Nyusi told the diplomats that Mozambique has faced economic difficulties because of the fall in the world market price of some of its key exports, the international financial crisis, the depreciation of the Mozambican currency, the metical, natural disasters, and what he delicately called internal problems linked to debt management – a reference to the over two billion dollars of loans from European banks taken out in 2013 and 2014 by security-related companies, and illegally guaranteed by the government headed by Nyusi’s predecessor, Armando Guebuza.
These factors, plus the conflict with Renamo meant that economic growth slowed down. But this year he was optimistic that growth will pick up again. “Last year, growth stopped at 3.6 per cent, but this year everything indicates that growth will rise to 4.5 per cent or more”, he said.
On Friday night, Nyusi met with the Mozambican community in Cuba, consisting mainly of students. He challenged them not to lose sight of patriotic values, and to keep themselves permanently informed about events in Mozambique.

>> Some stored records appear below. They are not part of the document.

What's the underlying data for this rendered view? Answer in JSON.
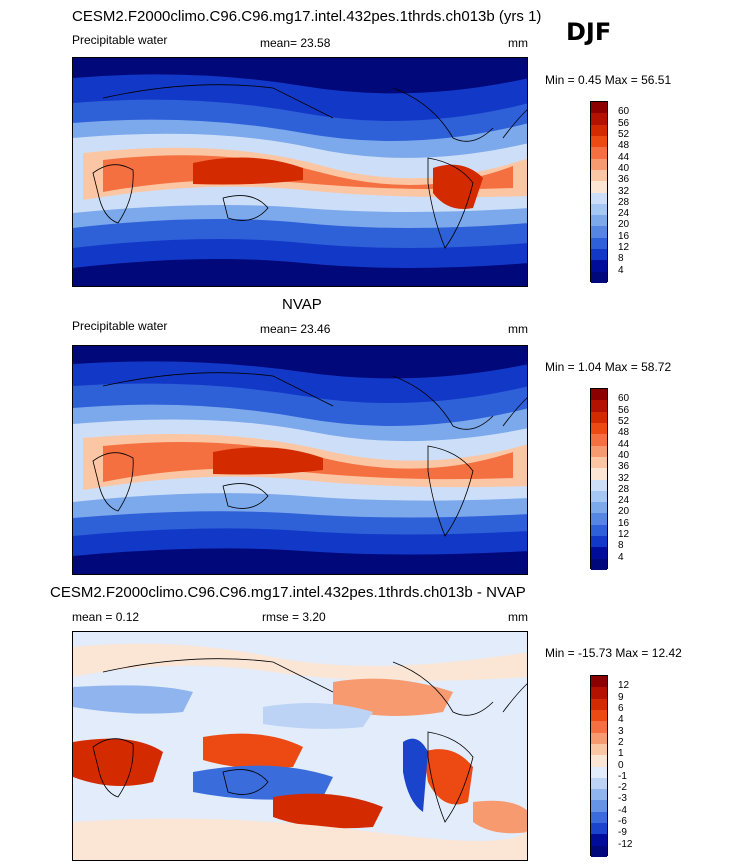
{
  "season": "DJF",
  "chart_data": [
    {
      "type": "heatmap",
      "title": "CESM2.F2000climo.C96.C96.mg17.intel.432pes.1thrds.ch013b (yrs 1)",
      "variable": "Precipitable water",
      "stat_label": "mean=",
      "stat_value": "23.58",
      "units": "mm",
      "min_label": "Min =",
      "min_value": "0.45",
      "max_label": "Max =",
      "max_value": "56.51",
      "levels": [
        "60",
        "56",
        "52",
        "48",
        "44",
        "40",
        "36",
        "32",
        "28",
        "24",
        "20",
        "16",
        "12",
        "8",
        "4"
      ],
      "colors": [
        "#8b0000",
        "#b41200",
        "#d42a00",
        "#ec4a12",
        "#f57040",
        "#f89a70",
        "#fbc6a4",
        "#fbe6d6",
        "#cddff8",
        "#a6c6f3",
        "#7ca8ec",
        "#5686e3",
        "#2e60d8",
        "#1238c8",
        "#000d99",
        "#00087a"
      ]
    },
    {
      "type": "heatmap",
      "title": "NVAP",
      "variable": "Precipitable water",
      "stat_label": "mean=",
      "stat_value": "23.46",
      "units": "mm",
      "min_label": "Min =",
      "min_value": "1.04",
      "max_label": "Max =",
      "max_value": "58.72",
      "levels": [
        "60",
        "56",
        "52",
        "48",
        "44",
        "40",
        "36",
        "32",
        "28",
        "24",
        "20",
        "16",
        "12",
        "8",
        "4"
      ],
      "colors": [
        "#8b0000",
        "#b41200",
        "#d42a00",
        "#ec4a12",
        "#f57040",
        "#f89a70",
        "#fbc6a4",
        "#fbe6d6",
        "#cddff8",
        "#a6c6f3",
        "#7ca8ec",
        "#5686e3",
        "#2e60d8",
        "#1238c8",
        "#000d99",
        "#00087a"
      ]
    },
    {
      "type": "heatmap",
      "title": "CESM2.F2000climo.C96.C96.mg17.intel.432pes.1thrds.ch013b - NVAP",
      "variable": "",
      "stat_label": "mean =",
      "stat_value": "0.12",
      "stat2_label": "rmse =",
      "stat2_value": "3.20",
      "units": "mm",
      "min_label": "Min =",
      "min_value": "-15.73",
      "max_label": "Max =",
      "max_value": "12.42",
      "levels": [
        "12",
        "9",
        "6",
        "4",
        "3",
        "2",
        "1",
        "0",
        "-1",
        "-2",
        "-3",
        "-4",
        "-6",
        "-9",
        "-12"
      ],
      "colors": [
        "#8b0000",
        "#b41200",
        "#d42a00",
        "#ec4a12",
        "#f57040",
        "#f89a70",
        "#fbc6a4",
        "#fbe6d6",
        "#e2ecfb",
        "#bcd3f5",
        "#8fb4ee",
        "#6593e6",
        "#3a6cdb",
        "#1a44cc",
        "#000d99",
        "#00087a"
      ]
    }
  ]
}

He expressed satisfaction at reports that the Mozambican students are well behaved and study hard. “That’s important”, he said. “You should know how to live through a period of change”.
But a message from the students complained of the low value of the government scholarships they receive, and the fact that the money arrives late. They asked for an increase in the scholarships.
“Mozambique remains the country which pays low scholarships and, as if that were not enough, the sums are paid with delays”, the message stressed.
Nyusi said he understood the hardships the students face, but blamed it on the suspension of aid to Mozambique by many of its foreign partners.
“Because of the measures taken by the International Monetary Fund (IMF), we don’t have support”, he added. “What we are doing is guaranteeing the payment of wages”.
Nyusi was referring to the IMF’s reaction to the scandal of the undisclosed government-guaranteed debts. When the debts finally became public knowledge in April 2016, the IMF suspended its programme with Mozambique. All 14 donors who had provided direct support to the Mozambican state budget also suspended further disbursements.
The IMF has made it clear that publication of an independent audit of the debts is the key pre-requisite for the resumption of normal relations.